At 0x4C26 in flash, there is no code available, the entire flash page at that address is 0xFFFFFF.
At 0xA838 there is code, but that should only be possible to be executed when there are certain packages over the UART are received. And before that, the CRC should also match before the 0xA838 code can be executed.
I get the idea that the PC crashed and is just pointing randomly in the memory. What do you guys think? My last try would be to lower the clock radically down to a very slow speed. Just to test what will happen then. Furthermore I`m out of options. This below is what I've tried up so far;
- no floating pins (made them internally PullDown)
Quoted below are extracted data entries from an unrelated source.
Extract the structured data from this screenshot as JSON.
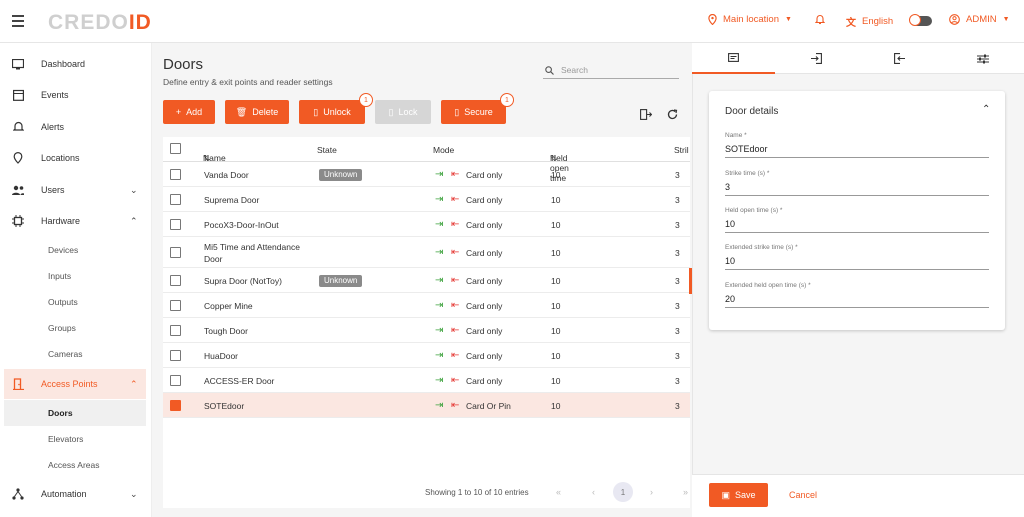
{
  "app": {
    "logo_a": "CREDO",
    "logo_b": "ID"
  },
  "topbar": {
    "location": "Main location",
    "language": "English",
    "user": "ADMIN"
  },
  "sidebar": {
    "items": [
      {
        "label": "Dashboard"
      },
      {
        "label": "Events"
      },
      {
        "label": "Alerts"
      },
      {
        "label": "Locations"
      },
      {
        "label": "Users"
      },
      {
        "label": "Hardware"
      },
      {
        "label": "Access Points"
      },
      {
        "label": "Automation"
      }
    ],
    "hardware_sub": [
      "Devices",
      "Inputs",
      "Outputs",
      "Groups",
      "Cameras"
    ],
    "access_sub": [
      "Doors",
      "Elevators",
      "Access Areas"
    ]
  },
  "page": {
    "title": "Doors",
    "subtitle": "Define entry & exit points and reader settings",
    "search_placeholder": "Search"
  },
  "toolbar": {
    "add": "Add",
    "delete": "Delete",
    "unlock": "Unlock",
    "unlock_badge": "1",
    "lock": "Lock",
    "secure": "Secure",
    "secure_badge": "1"
  },
  "table": {
    "headers": {
      "name": "Name",
      "state": "State",
      "mode": "Mode",
      "held": "Held open time",
      "strike": "Stril"
    },
    "rows": [
      {
        "name": "Vanda Door",
        "state": "Unknown",
        "mode": "Card only",
        "held": "10",
        "strike": "3"
      },
      {
        "name": "Suprema Door",
        "state": "",
        "mode": "Card only",
        "held": "10",
        "strike": "3"
      },
      {
        "name": "PocoX3-Door-InOut",
        "state": "",
        "mode": "Card only",
        "held": "10",
        "strike": "3"
      },
      {
        "name": "Mi5 Time and Attendance",
        "name2": "Door",
        "state": "",
        "mode": "Card only",
        "held": "10",
        "strike": "3"
      },
      {
        "name": "Supra Door (NotToy)",
        "state": "Unknown",
        "mode": "Card only",
        "held": "10",
        "strike": "3"
      },
      {
        "name": "Copper Mine",
        "state": "",
        "mode": "Card only",
        "held": "10",
        "strike": "3"
      },
      {
        "name": "Tough Door",
        "state": "",
        "mode": "Card only",
        "held": "10",
        "strike": "3"
      },
      {
        "name": "HuaDoor",
        "state": "",
        "mode": "Card only",
        "held": "10",
        "strike": "3"
      },
      {
        "name": "ACCESS-ER Door",
        "state": "",
        "mode": "Card only",
        "held": "10",
        "strike": "3"
      },
      {
        "name": "SOTEdoor",
        "state": "",
        "mode": "Card Or Pin",
        "held": "10",
        "strike": "3"
      }
    ],
    "footer": "Showing 1 to 10 of 10 entries",
    "page": "1"
  },
  "details": {
    "title": "Door details",
    "fields": [
      {
        "label": "Name *",
        "value": "SOTEdoor"
      },
      {
        "label": "Strike time (s) *",
        "value": "3"
      },
      {
        "label": "Held open time (s) *",
        "value": "10"
      },
      {
        "label": "Extended strike time (s) *",
        "value": "10"
      },
      {
        "label": "Extended held open time (s) *",
        "value": "20"
      }
    ]
  },
  "actions": {
    "save": "Save",
    "cancel": "Cancel"
  },
  "colors": {
    "accent": "#f15a24",
    "selected_row": "#fbe7e1",
    "chip": "#8a8a8a"
  }
}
- no more nesting interrupts (apparently this is enabled by default)
- reduced clock speed by 2 (60mhz)
- added trap functions that are outputted to uart, where the PC logs all the data
- added in trap to get function pointer from the last stack so I should now where it went wrong
- tested the trap function by deliberately creating a address fault; trap, logging and function pointer all worked. Function pointer indeed pointed me to the location in flash where the fault happened
- replaced the SMPS for another type - just to be sure - (from Murata to Recom, these are integrated SMPS/direct 7805 replacements)
- enabled the option in compiler to enable errata workarounds (didn't know this). FYI, the compiler listed a lot of errata problems that were not mentioned in the errata datasheet... weird. See below.
- Added compiler options that CONST variables would be put in RAM to minimize PSV usage - just in case-.
- Added extra caps on all (A)Vdd / (A)Vss and Vcap pins in range 10nF, 100nF and 4.7uF.
- Measured the (A)Vdd / (A)Vss and Vcap pin using 100mhz oscilloscope using AC input. During operation of the micro controller, no unexpected behavior was seen on the power lines.
- Checked that no IO pin was exceeding the current. This is not the case, the highest current comes from an indication LED that consumes 4mA, the rest was all signal (SPI/UART1/UART2).
Supported -merrata= errata
retfie A retfie interrupted while in the process of
returning to a repeat instruction can cause an
AddressError.
retfie_disi A retfie interrupted while in the process of
returning to a repeat instruction can cause an
AddressError. Disable using a disi instruction
which will not prevent level 7 interrupts from
occurring.
psv Indirect access to PSV data may cause CPU status
registers to be corrupted producing incorrect
results.
exch Use of the exch instruction on certain devices
supporting the DMA peripheral can cause
corruption in the exchanged data.
psv_trap Use of certain access modes can cause an
_AddressError.
Supported -merrata= errata
retfie A retfie interrupted while in the process of
returning to a repeat instruction can cause an
AddressError.
retfie_disi A retfie interrupted while in the process of
returning to a repeat instruction can cause an
AddressError. Disable using a disi instruction
which will not prevent level 7 interrupts from
occurring.
psv Indirect access to PSV data may cause CPU status
registers to be corrupted producing incorrect
results.
exch Use of the exch instruction on certain devices
supporting the DMA peripheral can cause
corruption in the exchanged data.
psv_trap Use of certain access modes can cause an
_AddressError.
BobAGI
What kind of PCB are you using?
2- or 4-layers?
If you don't have an inner layer dedicated to ground and run all connections to gnd directly down to this plane you may have problems especially at high clock frequencies. This layer should have no traces so it is one continuous metal plane.
But I guess your board is not a simple 2-layer board, right?
Board is a 2 layer type. Ground plane with a minimum of 1mm trace from power supply to micro controller. No traces under controller. I met or exceed all recommended minimum mentioned in datasheet. All caps are types of high voltage with low-esr.
Btw. I Actually don't care about the speed, I needed the extra memory witch was not available in the older PIC24FJ range. So I might try to lower the operating clock to 16mhz, maybe this resolves anything.